„Organe aus dem Drucker?!“: Prof. Dr. Ute Schepers vom Institut für Funktionelle Grenzflächen am Karlsruher Institut für Technologie (KIT) setzt hinter den Titel ihrer Keynote beim 13. Innovation Forum Medizintechnik sowohl Frage- als auch Ausrufezeichen. Sie berichtet laut einer Pressemitteilung von MedicalMountains über Hürden und Perspektiven bei dem bahnbrechenden Verfahren – und welche Rolle mittelständische Unternehmen dabei spielen.
Es käme einem Quantensprung für die Transplantationsmedizin gleich. Eines Tages solle es möglich sein, aus den Stammzellen eines Patienten ein komplettes Organ zu drucken. „Wenn das gelänge, wäre vielen, vielen Menschen geholfen“, sagt Ute Schepers. Das Ziel sei also klar umrissen, „die Richtung vorgegeben.“ Damit sei das Ausrufezeichen bei ihrem Vortrag gemeint. „Aber der Weg ist noch lang.“ Hier komme das Fragezeichen ins Spiel.
Noch ein weiter Weg
Über Umwege sei die Karlsruher Professorin zum 3D-Druck von Organen gekommen. Von Haus aus Chemikerin, beschäftige sie sich mit der Frage, wie Wirkstoffe modifiziert werden müssten, damit sie beispielsweise nur zur Leber transportiert würden, ohne im ganzen Körper Nebenwirkungen zu entfalten. Um Alternativen zu Tierversuchen zu haben und Ergebnisse effektiver erzielen zu können, habe sie zusammen mit Ingenieuren sogenannte „Organe auf dem Chip“ entworfen – kleinste funktionelle menschliche Gewebekomplexe auf einer kaum erbsengroßen Fläche. Zeitgleich mit den eigenen Versuchen, diese Zellen Schicht für Schicht aufzutragen, „explodierte der 3D-Druck im großen Stil“, erinnert sich Ute Schepers. Das Institut sei so bei der Entwicklung vorn dabei gewesen und zähle heute zur forschenden Speerspitze.
Auf dem Weg vom miniaturisierten zum lebensgroß gedruckten Organ lägen noch einige Hürden. Das betreffe einerseits die benötigten Stoffe. Einfach ins Regal greifen und loslegen – so weit sei die Entwicklung noch nicht. Entsprechend sei die Materialsynthese ein Schwerpunkt. Andererseits stelle der Druckvorgang selbst ein Hindernis dar. „Von der Menge der Zellen her wäre es heutzutage kein Problem, ein Herz zu drucken“, sagt Ute Schepers, wohl aber angesichts des Gewichts. Unter der Last stürben die unteren Zellen bereits ab, noch bevor die oberste Schicht aufgebracht worden sei.

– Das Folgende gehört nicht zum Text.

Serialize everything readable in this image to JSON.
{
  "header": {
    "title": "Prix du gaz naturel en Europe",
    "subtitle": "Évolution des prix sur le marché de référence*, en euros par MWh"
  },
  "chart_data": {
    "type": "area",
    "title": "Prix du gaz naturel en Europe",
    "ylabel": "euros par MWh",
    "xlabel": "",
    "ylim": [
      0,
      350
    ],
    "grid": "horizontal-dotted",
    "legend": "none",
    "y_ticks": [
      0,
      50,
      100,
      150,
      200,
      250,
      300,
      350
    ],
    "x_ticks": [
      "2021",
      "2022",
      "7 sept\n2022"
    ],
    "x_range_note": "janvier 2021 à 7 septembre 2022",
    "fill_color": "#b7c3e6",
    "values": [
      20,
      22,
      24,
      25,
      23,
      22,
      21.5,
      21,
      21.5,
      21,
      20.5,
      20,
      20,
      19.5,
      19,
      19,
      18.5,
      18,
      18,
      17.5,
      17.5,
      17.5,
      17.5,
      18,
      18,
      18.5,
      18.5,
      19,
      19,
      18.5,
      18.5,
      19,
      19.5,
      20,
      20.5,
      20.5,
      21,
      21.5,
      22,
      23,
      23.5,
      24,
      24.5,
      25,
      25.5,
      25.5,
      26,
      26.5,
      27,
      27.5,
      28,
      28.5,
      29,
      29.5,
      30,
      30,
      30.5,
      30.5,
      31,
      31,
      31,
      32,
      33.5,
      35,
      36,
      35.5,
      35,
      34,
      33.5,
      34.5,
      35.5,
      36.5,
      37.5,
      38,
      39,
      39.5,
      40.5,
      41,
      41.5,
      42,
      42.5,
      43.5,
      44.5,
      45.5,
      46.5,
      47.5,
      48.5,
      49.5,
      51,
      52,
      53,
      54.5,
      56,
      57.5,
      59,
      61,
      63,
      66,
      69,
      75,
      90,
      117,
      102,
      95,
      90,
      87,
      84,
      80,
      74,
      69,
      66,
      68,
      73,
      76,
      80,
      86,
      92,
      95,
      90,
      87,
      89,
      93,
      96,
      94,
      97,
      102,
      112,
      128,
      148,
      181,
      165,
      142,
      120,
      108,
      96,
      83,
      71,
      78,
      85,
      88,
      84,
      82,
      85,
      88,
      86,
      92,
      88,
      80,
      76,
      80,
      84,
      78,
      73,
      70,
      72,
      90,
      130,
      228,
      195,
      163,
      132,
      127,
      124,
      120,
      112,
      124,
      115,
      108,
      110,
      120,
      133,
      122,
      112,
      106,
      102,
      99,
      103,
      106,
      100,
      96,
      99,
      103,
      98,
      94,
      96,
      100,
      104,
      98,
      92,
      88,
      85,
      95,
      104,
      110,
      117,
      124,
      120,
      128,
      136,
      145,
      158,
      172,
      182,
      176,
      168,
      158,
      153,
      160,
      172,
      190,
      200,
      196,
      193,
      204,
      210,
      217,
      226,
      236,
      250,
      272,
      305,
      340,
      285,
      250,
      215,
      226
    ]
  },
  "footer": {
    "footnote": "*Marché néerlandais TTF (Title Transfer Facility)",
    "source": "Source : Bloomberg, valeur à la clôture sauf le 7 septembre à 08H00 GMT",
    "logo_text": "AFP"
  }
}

Es sei denn, die Durchblutung werde bereits im Verfahren mitgedacht. Es seien genau solche „Feinheiten“, die nach Ute Schepers für den Standort Deutschland sprächen. „Es wird oft das düstere Bild gezeichnet, dass wir hinterherhinken“, aber die Spezialisierung, der Blick auf die Genauigkeit, sei hier sehr ausgeprägt. Es werde herausragende Vorarbeit geleistet, wenn es beispielsweise um die Nerveneinbindung oder nanoskalige Drucke geht.
Es geht nur gemeinsam
Detailkönnen als Trumpf im globalen Wettbewerb – und als Chance für kleinere und mittlere Unternehmen. Sie seien mit ihrem Know-how und der Good Manufacturing Practice „die eigentlichen Treiber“, betont die Professorin. Natürlich brauche es Grundlagenforschung, aber der Transfer aus dem Labor in die Anwendung „geht nur Hand in Hand mit der Industrie“. In vielen Bereichen leisteten KMU wertvolle Teilbeiträge, so bei der Zellproduktion, bei Materialien, Scannern, Software, Druckern, Pumpen, zählt Ute Schepers etliche Möglichkeiten auf, eine Nische in der Nische des Zukunftsmarkts zu finden.
Was eben nicht mehr alleine gehe, sondern nur gemeinsam. „Die Zusammenarbeit ist sehr eng und weniger kompetitiv“, blickt sie auf die Innovationsnetzwerke in ihrem Bereich. Es könnten Vorbilder für weitere Kooperationen im Bereich der Medizintechnik sein – und das Innovation Forum eine Plattform, um solche Partnerschaften zu schmieden. Auf dass sich nicht nur bei der Technologie, sondern auch bei individuellen strategischen Weichenstellungen Fragezeichen in Ausrufezeichen wandeln.